Снова оказавшись в окопе связистов и повернув по направлению к вражеским укреплениям, Кингсли вскоре добрался до линии поддержки. Здесь находились солдаты, в чьи обязанности входило поддерживать, прикрывать и заменять солдат на линии боевых действий в случае наступления немцев или отправляться на передний край в случае наступления англичан. Здесь царил порядок: Кингсли заметил мешки с песком и приличный дощатый настил, а также стойки для ружей и хорошо оборудованные землянки. Однако, учитывая, что англичане должны были продвигаться вперед максимально быстро, ему показалось, что все здесь выглядело тревожно стабильно и только доказывало, что продвижение идет слишком медленно.
Солдаты, которые еще не спали, перебирали снаряжение, разогревали еду в банках (если у них была еда и топливо, чтобы ее разогреть), прибирались и вели постоянную битву, которая являлась такой же неотъемлемой частью их жизни, как и борьба против немцев: войну со вшами. Вши не уважали никаких чинов, и офицеры наряду с солдатами просто кишели ими. Кингсли пробыл здесь недолго, но чувствовал, что и сам успел набраться вшей. Он наблюдал за тем, как солдаты выжигают спичками и зажженными сигаретами швы и складки одежды, слушая приятный треск лопающихся насекомых.

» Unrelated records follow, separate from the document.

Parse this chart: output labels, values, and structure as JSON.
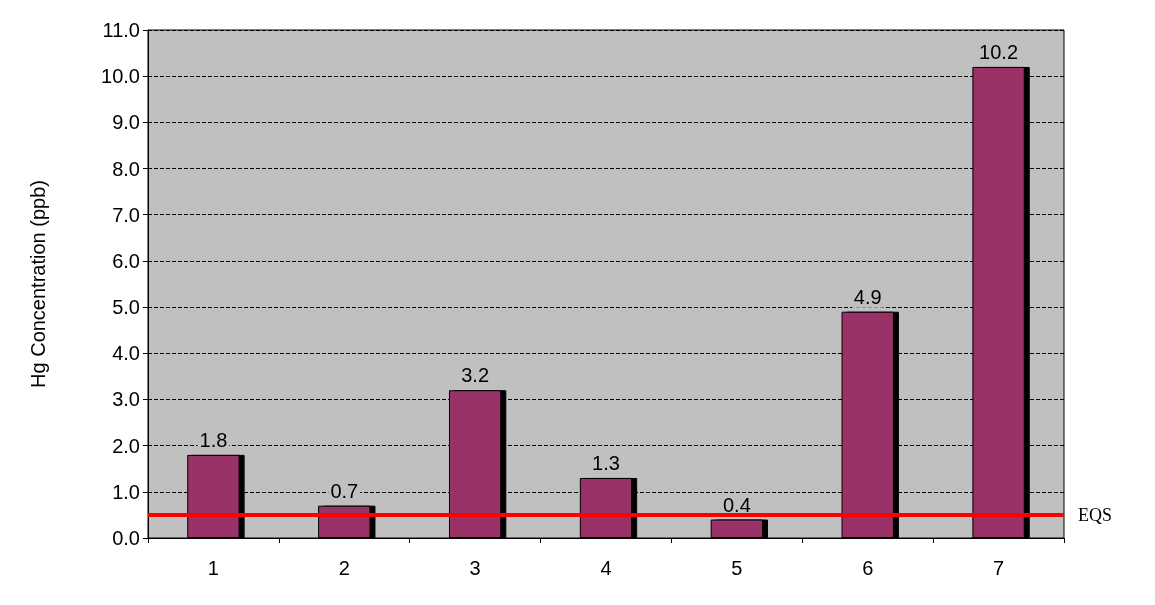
{
  "chart_data": {
    "type": "bar",
    "ylabel": "Hg Concentration (ppb)",
    "categories": [
      "1",
      "2",
      "3",
      "4",
      "5",
      "6",
      "7"
    ],
    "values": [
      1.8,
      0.7,
      3.2,
      1.3,
      0.4,
      4.9,
      10.2
    ],
    "color": "#993366",
    "data_labels": true,
    "ylim": [
      0,
      11
    ],
    "yticks": [
      {
        "value": 0,
        "label": "0.0"
      },
      {
        "value": 1,
        "label": "1.0"
      },
      {
        "value": 2,
        "label": "2.0"
      },
      {
        "value": 3,
        "label": "3.0"
      },
      {
        "value": 4,
        "label": "4.0"
      },
      {
        "value": 5,
        "label": "5.0"
      },
      {
        "value": 6,
        "label": "6.0"
      },
      {
        "value": 7,
        "label": "7.0"
      },
      {
        "value": 8,
        "label": "8.0"
      },
      {
        "value": 9,
        "label": "9.0"
      },
      {
        "value": 10,
        "label": "10.0"
      },
      {
        "value": 11,
        "label": "11.0"
      }
    ],
    "grid": "y",
    "ref_lines": [
      {
        "axis": "y",
        "value": 0.5,
        "label": "EQS",
        "color": "#ff0000"
      }
    ]
  }
}
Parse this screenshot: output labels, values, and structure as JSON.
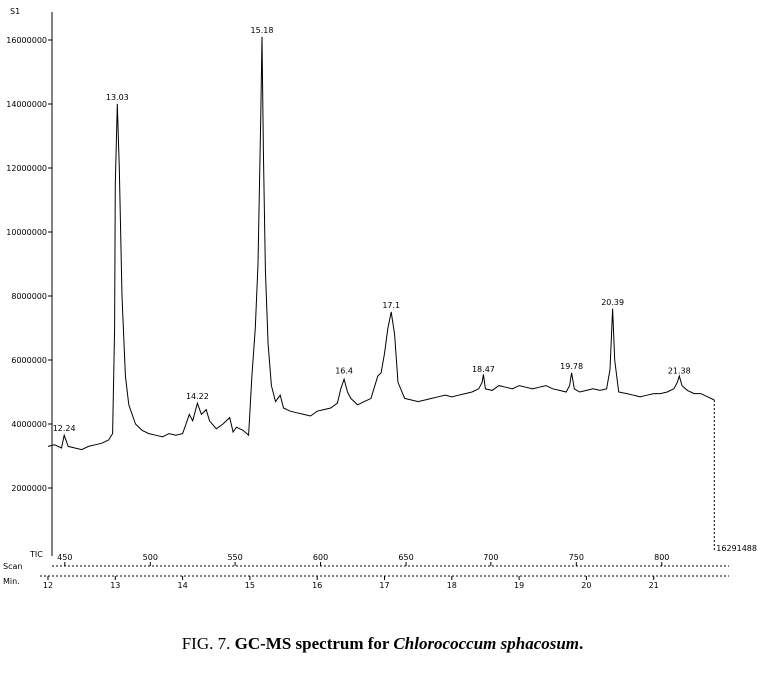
{
  "chart_data": {
    "type": "line",
    "title": "",
    "ylabel_top": "S1",
    "scan_label": "Scan",
    "min_label": "Min.",
    "tic_label": "TIC",
    "end_value_label": "16291488",
    "ylim": [
      0,
      17000000
    ],
    "y_ticks": [
      {
        "value": 2000000,
        "label": "2000000"
      },
      {
        "value": 4000000,
        "label": "4000000"
      },
      {
        "value": 6000000,
        "label": "6000000"
      },
      {
        "value": 8000000,
        "label": "8000000"
      },
      {
        "value": 10000000,
        "label": "10000000"
      },
      {
        "value": 12000000,
        "label": "12000000"
      },
      {
        "value": 14000000,
        "label": "14000000"
      },
      {
        "value": 16000000,
        "label": "16000000"
      }
    ],
    "xlim_min": [
      12,
      22
    ],
    "min_ticks": [
      12,
      13,
      14,
      15,
      16,
      17,
      18,
      19,
      20,
      21
    ],
    "scan_ticks": [
      {
        "min": 12.25,
        "label": "450"
      },
      {
        "min": 13.52,
        "label": "500"
      },
      {
        "min": 14.78,
        "label": "550"
      },
      {
        "min": 16.05,
        "label": "600"
      },
      {
        "min": 17.32,
        "label": "650"
      },
      {
        "min": 18.58,
        "label": "700"
      },
      {
        "min": 19.85,
        "label": "750"
      },
      {
        "min": 21.12,
        "label": "800"
      }
    ],
    "peak_labels": [
      {
        "x": 12.24,
        "y": 3650000,
        "label": "12.24"
      },
      {
        "x": 13.03,
        "y": 14000000,
        "label": "13.03"
      },
      {
        "x": 14.22,
        "y": 4650000,
        "label": "14.22"
      },
      {
        "x": 15.18,
        "y": 16100000,
        "label": "15.18"
      },
      {
        "x": 16.4,
        "y": 5450000,
        "label": "16.4"
      },
      {
        "x": 17.1,
        "y": 7500000,
        "label": "17.1"
      },
      {
        "x": 18.47,
        "y": 5500000,
        "label": "18.47"
      },
      {
        "x": 19.78,
        "y": 5600000,
        "label": "19.78"
      },
      {
        "x": 20.39,
        "y": 7600000,
        "label": "20.39"
      },
      {
        "x": 21.38,
        "y": 5450000,
        "label": "21.38"
      }
    ],
    "series": [
      {
        "x": [
          12.0,
          12.1,
          12.2,
          12.24,
          12.3,
          12.4,
          12.5,
          12.6,
          12.7,
          12.8,
          12.9,
          12.96,
          12.99,
          13.0,
          13.03,
          13.06,
          13.1,
          13.15,
          13.2,
          13.3,
          13.4,
          13.5,
          13.6,
          13.7,
          13.8,
          13.9,
          14.0,
          14.05,
          14.1,
          14.15,
          14.22,
          14.28,
          14.35,
          14.4,
          14.5,
          14.6,
          14.7,
          14.75,
          14.8,
          14.9,
          14.98,
          15.03,
          15.08,
          15.12,
          15.16,
          15.18,
          15.2,
          15.23,
          15.27,
          15.32,
          15.38,
          15.45,
          15.5,
          15.6,
          15.7,
          15.8,
          15.9,
          16.0,
          16.1,
          16.2,
          16.3,
          16.35,
          16.4,
          16.45,
          16.5,
          16.6,
          16.7,
          16.8,
          16.9,
          16.95,
          17.0,
          17.05,
          17.1,
          17.15,
          17.2,
          17.3,
          17.4,
          17.5,
          17.6,
          17.7,
          17.8,
          17.9,
          18.0,
          18.1,
          18.2,
          18.3,
          18.4,
          18.45,
          18.47,
          18.5,
          18.6,
          18.7,
          18.8,
          18.9,
          19.0,
          19.1,
          19.2,
          19.3,
          19.4,
          19.5,
          19.6,
          19.7,
          19.75,
          19.78,
          19.82,
          19.9,
          20.0,
          20.1,
          20.2,
          20.3,
          20.35,
          20.39,
          20.42,
          20.48,
          20.6,
          20.7,
          20.8,
          20.9,
          21.0,
          21.1,
          21.2,
          21.3,
          21.35,
          21.38,
          21.42,
          21.5,
          21.6,
          21.7,
          21.8,
          21.9
        ],
        "y": [
          3300000,
          3350000,
          3250000,
          3650000,
          3300000,
          3250000,
          3200000,
          3300000,
          3350000,
          3400000,
          3500000,
          3700000,
          7000000,
          11500000,
          14000000,
          12000000,
          8000000,
          5500000,
          4600000,
          4000000,
          3800000,
          3700000,
          3650000,
          3600000,
          3700000,
          3650000,
          3700000,
          4000000,
          4300000,
          4100000,
          4650000,
          4300000,
          4450000,
          4100000,
          3850000,
          4000000,
          4200000,
          3750000,
          3900000,
          3800000,
          3650000,
          5500000,
          7000000,
          9000000,
          13500000,
          16100000,
          12500000,
          8800000,
          6500000,
          5200000,
          4700000,
          4900000,
          4500000,
          4400000,
          4350000,
          4300000,
          4250000,
          4400000,
          4450000,
          4500000,
          4650000,
          5100000,
          5400000,
          5000000,
          4800000,
          4600000,
          4700000,
          4800000,
          5500000,
          5600000,
          6200000,
          7000000,
          7500000,
          6800000,
          5300000,
          4800000,
          4750000,
          4700000,
          4750000,
          4800000,
          4850000,
          4900000,
          4850000,
          4900000,
          4950000,
          5000000,
          5100000,
          5300000,
          5550000,
          5100000,
          5050000,
          5200000,
          5150000,
          5100000,
          5200000,
          5150000,
          5100000,
          5150000,
          5200000,
          5100000,
          5050000,
          5000000,
          5200000,
          5600000,
          5100000,
          5000000,
          5050000,
          5100000,
          5050000,
          5100000,
          5700000,
          7600000,
          6000000,
          5000000,
          4950000,
          4900000,
          4850000,
          4900000,
          4950000,
          4950000,
          5000000,
          5100000,
          5300000,
          5500000,
          5200000,
          5050000,
          4950000,
          4950000,
          4850000,
          4750000
        ]
      }
    ]
  },
  "caption": {
    "prefix": "FIG. 7. ",
    "bold": "GC-MS spectrum for ",
    "italic": "Chlorococcum sphacosum",
    "end": "."
  }
}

— Можно убить тысячу, — сказал один солдат Кингсли, когда тот проходил мимо, — но на их похороны придут миллионы.
Кингсли улыбнулся.
— Я ищу капитана Эдмондса, — сказал он.
— Вам нужно дальше, — ответил мужчина. — Он со своим отрядом на самой передовой. Их туда вчера отправили.
Кингсли поблагодарил солдата и собрался продолжить путь, но тут в десяти ярдах за окопом взорвался снаряд. Кингсли пригнулся, а те, кто был с ним рядом, даже ухом не повели.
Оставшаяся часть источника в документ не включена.